このため、評価終了時には、評価者が直接外務省関係者に対して、評価結果と提言を報告します。評価実施の翌年度には、外務省とJICAが連携し、提言を受けて具体的にどのように対応していくかという「対応策」を策定しています。また、評価実施から2年後には、対応策がどのように実現されたかを確認し、いずれの内容もこの年次報告書の中で公表しています。
これらを通じ、外務省は、ODA評価の目的である「ODAの管理・改善」と「国民への説明責任」を果たしています。
評価対象
外務省が実施するODA評価(第三者評価)は、個別の国・地域に対するODA政策を評価する「国別・地域別評価」と、教育、保健、環境等の開発課題に対するODA事業や、技術協力、無償資金協力等の協力形態(スキーム)による ODA事業を評価する「課題・スキーム別評価」に分類されます。

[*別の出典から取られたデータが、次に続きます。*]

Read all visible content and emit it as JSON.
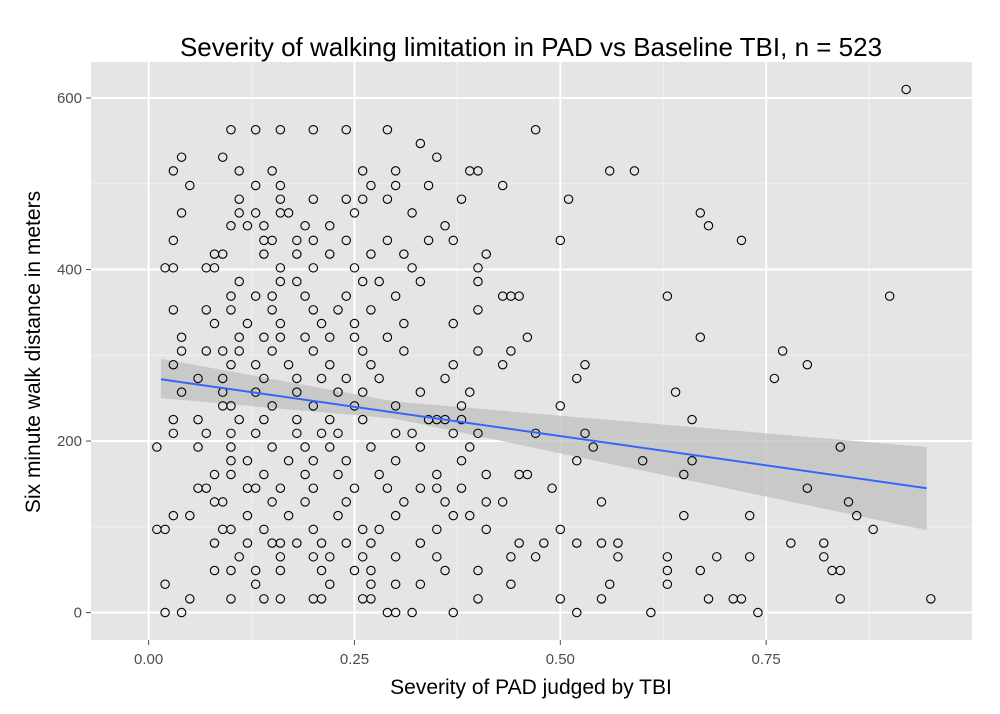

また、2017年度からは、外務省が実施する無償資金協力のうち供与限度額が10億円以上の個別案件を対象とした評価も、第三者評価の形で実施しています。なお、供与限度額2億円以上10億円未満の個別事業については内部評価を実施しています。
<ODA 個別評価報告(内部評価)>
https://www.mofa.go.jp/mofaj/ms/oda/page24_000056.html
さらに、2021年度からは、日本NGO連携無償資金協力によって実施された個別案件も対象に、外務省が第三者評価を実施しています。
<日本NGO連携無償資金協力第三者評価>
https://www.mofa.go.jp/mofaj/gaiko/oda/shimin/oda_ngo/shien/j_ngo_musho.html
評価の視点/評価基準
外務省によるODA評価(第三者評価)は、被援助国の経済社会開発にどの程度役立っているか(開発の視点)に加え、評価対象であるODA政策が日本の国益にとってどのような利益をもたらしているか(外交の視点)という視点から評価を行っています。評価基準は以下のとおりです。
1 開発の視点からの評価
国際的に認知されている経済協力開発機構開発援助委員会(OECD/DAC)の設ける6つの評価基準(妥当性、整合性、有効性、効率性、インパクト、持続性)を踏まえ、日本のODA政策を評価するのにふさわしい以下の評価基準を設けています。また、それぞれの評価基準ごとに具体的な検証項目を設定しています。
政策の妥当性
日本の上位政策や、被援助国のニーズ、国際的な優先課題と合致していたか、また、他国と比較して日本が優位性を持つ内容であったか、など。
結果の有効性
当初の目標・目的がどの程度計画どおりに達成され、具体的にどのような効果があったか、など。
プロセスの適切性
ODA政策を企画・立案・実施するプロセスや実施体制は適切であったか、他ドナー国・機関、NGO等との効果的な連携は行われていたか、など。
2 外交の視点からの評価
外交的な重要性
国際的な優先課題の解決、二国間関係の強化、日本の安全・繁栄などにとってどのような点で重要であったか。
外交的な波及効果
国際社会における日本のプレゼンス向上、二国間関係の強化、日本の安全・繁栄などにどのように貢献したか。
ODA 評価ガイドラインとハンドブック
外務省は、外務省が実施するODA評価の指針として「ODA評価ガイドライン」と具体的な評価実施の流れや手法について記載した「ODA評価ハンドブック」を作成しています。これらは、主にODA評価の実務に役立てることを目的に作成していますが、ODAやその評価に関心のある方々にとっても有益な情報を掲載しています。